Normal tutuklular için
yasak ama bu baskında onun,
dizüstü bilgisayar, cep
telefonu ve internet bağlantısı ile yakalandığı ileri sürüldü. Ancak iddiaya göre "yataktan kalkarsa ölür"
raporlu
Haberal'a
İstanbul Üniversitesi
Kardioloji Enstitüsü'nde sağlanan "özel
hizmet"ler bunlarla da sınırlı değildi.
Star Gazetesi savcı ve
Adalet Bakanlığı müfettişlerinin 19 Ocak'ta Haberal'a yaptığı
hastane baskınının detaylarını yazdı. Gazetenin iddiasına göre, Haberal ani baskınlardan haberdar olmak için, odasına telsiz sistemi bile kurdurmuştu ve herhangi bir hareketlilikte aşağıdan kendisine haber veriliyordu.
Savcı ve müfettişler, bu defa Haberal'ın telefon ve telsiz ile bilgilendirilmesini önlemek için sinyal kırıcı cihazlar kullandı. Hastaneye jammerla geldiler.
Gazetenin haberine göre, savcı ve müfettişler
Ergenekon tutuklusu Haberal'ın odasına geldiklerinde bir sürprizle karşılaştı. Ellerindeki
mahkeme iznine rağmen kapıdaki iki
jandarma görevlisi fiili engellemede bulundu.

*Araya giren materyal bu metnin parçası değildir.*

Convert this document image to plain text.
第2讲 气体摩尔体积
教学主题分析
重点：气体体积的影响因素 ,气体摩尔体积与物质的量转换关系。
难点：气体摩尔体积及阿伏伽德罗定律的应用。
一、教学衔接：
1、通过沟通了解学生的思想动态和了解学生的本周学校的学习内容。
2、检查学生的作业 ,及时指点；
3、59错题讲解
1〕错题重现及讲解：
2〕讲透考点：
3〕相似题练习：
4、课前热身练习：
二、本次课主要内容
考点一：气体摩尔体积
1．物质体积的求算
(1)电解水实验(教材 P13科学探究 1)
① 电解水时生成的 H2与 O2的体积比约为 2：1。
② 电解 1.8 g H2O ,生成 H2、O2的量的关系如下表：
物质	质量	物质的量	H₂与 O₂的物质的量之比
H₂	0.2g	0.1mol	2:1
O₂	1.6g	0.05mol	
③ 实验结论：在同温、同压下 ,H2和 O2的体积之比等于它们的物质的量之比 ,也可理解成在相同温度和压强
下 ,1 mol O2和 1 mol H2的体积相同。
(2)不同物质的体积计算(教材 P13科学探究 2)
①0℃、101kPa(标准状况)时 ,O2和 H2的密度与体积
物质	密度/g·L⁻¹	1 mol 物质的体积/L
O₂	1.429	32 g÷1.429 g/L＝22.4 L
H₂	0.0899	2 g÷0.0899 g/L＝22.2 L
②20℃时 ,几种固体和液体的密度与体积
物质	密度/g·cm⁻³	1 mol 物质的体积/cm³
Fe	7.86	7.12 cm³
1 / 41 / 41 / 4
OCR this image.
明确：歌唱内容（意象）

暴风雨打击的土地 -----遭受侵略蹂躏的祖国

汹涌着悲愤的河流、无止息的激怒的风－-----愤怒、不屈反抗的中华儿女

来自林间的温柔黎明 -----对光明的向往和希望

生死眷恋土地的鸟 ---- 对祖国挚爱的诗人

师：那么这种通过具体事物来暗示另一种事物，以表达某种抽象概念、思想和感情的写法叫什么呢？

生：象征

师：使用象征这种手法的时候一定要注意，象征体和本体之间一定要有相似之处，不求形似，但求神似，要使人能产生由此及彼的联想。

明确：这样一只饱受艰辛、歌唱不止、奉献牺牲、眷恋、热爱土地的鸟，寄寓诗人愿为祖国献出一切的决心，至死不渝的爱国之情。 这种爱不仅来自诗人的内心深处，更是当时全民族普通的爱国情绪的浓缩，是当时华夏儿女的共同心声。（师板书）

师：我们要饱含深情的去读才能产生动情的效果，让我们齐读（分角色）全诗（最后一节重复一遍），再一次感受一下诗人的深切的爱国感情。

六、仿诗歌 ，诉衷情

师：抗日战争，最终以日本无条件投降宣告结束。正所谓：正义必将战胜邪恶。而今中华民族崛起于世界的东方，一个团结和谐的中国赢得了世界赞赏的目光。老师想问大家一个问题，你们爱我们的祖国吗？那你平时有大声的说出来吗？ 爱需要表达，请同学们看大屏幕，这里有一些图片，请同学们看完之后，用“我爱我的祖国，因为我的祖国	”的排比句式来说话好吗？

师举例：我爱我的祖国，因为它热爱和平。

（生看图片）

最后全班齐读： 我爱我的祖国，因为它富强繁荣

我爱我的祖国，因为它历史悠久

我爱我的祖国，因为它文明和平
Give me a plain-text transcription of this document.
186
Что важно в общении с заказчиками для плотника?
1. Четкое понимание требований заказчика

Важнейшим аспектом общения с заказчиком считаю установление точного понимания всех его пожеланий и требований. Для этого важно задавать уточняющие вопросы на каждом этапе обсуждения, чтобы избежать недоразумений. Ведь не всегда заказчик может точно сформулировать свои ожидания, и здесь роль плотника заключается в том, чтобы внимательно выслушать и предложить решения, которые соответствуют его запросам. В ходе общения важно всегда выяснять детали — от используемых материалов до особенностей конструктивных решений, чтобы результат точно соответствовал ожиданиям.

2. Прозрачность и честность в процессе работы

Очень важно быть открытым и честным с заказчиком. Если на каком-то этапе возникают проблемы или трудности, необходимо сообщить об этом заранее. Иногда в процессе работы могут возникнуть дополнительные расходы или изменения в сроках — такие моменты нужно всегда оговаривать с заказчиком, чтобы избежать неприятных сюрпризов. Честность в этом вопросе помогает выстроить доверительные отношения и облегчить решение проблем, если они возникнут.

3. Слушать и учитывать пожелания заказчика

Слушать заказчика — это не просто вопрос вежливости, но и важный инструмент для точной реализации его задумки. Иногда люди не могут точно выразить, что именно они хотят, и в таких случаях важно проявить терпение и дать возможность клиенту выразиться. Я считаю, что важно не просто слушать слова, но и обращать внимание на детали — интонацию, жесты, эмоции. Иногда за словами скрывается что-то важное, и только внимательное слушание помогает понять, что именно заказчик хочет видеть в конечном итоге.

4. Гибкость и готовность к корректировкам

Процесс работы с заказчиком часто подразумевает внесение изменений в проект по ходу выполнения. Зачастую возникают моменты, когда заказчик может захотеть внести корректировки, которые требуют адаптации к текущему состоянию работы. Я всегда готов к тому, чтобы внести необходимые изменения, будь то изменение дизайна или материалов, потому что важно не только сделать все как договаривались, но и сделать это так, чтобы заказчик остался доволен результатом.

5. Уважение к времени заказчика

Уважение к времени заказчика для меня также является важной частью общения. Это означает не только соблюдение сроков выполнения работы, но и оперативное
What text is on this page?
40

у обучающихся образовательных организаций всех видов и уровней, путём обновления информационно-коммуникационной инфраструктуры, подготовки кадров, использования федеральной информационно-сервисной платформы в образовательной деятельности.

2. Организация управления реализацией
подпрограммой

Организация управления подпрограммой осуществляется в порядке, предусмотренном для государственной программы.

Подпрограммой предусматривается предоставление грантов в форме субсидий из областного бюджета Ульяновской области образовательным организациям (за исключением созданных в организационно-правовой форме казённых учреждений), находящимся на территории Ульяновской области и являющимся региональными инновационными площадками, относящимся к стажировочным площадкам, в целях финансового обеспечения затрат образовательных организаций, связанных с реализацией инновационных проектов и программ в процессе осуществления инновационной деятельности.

Bu direniş tutanakla da
kayıt altına alındı.
Bu engellemenin sebebi, odaya girildiğinde anlaşıldı. İddiaya göre Haberal, kucağında bilgisayarla bütün dünya ile
iletişim halindeyken yakalandı. Dahası Haberal'ın odasında, hastaneye yapılacak muhtemel baskının önceden haber verilebilmesi için telsizli uyarı sistemi tespit edildi. Telsizlerden birinin odadaki refakatçide, diğerinin bina dışındaki şoförde olduğu öne sürüldü.
O gün yaşananları, müfettişler bir bir rapor etti. İddia o ki raporda, resmi yazıya rağmen Jandarma personelinin fiili temas kurarak, müfettişleri belli bir süre odaya sokmadıkları belirtildi. Ayrıca, jandarmanın Haberal'ın odasında bulunması yasak olan cihazlara da aylardır göz yumduğu vurgulandı.
Raporda Metris
Cezaevi Komutanı Jandarma Üsteğmen Cenk Alper Göksu ile İstanbul Jandarması cezaevlerinden sorumlu komutanı
Albay İsmail Çetinbaş'ın da nezaret ve
kontrol sorumluluğunu kasten yerine getirmedikleri iddia edildi.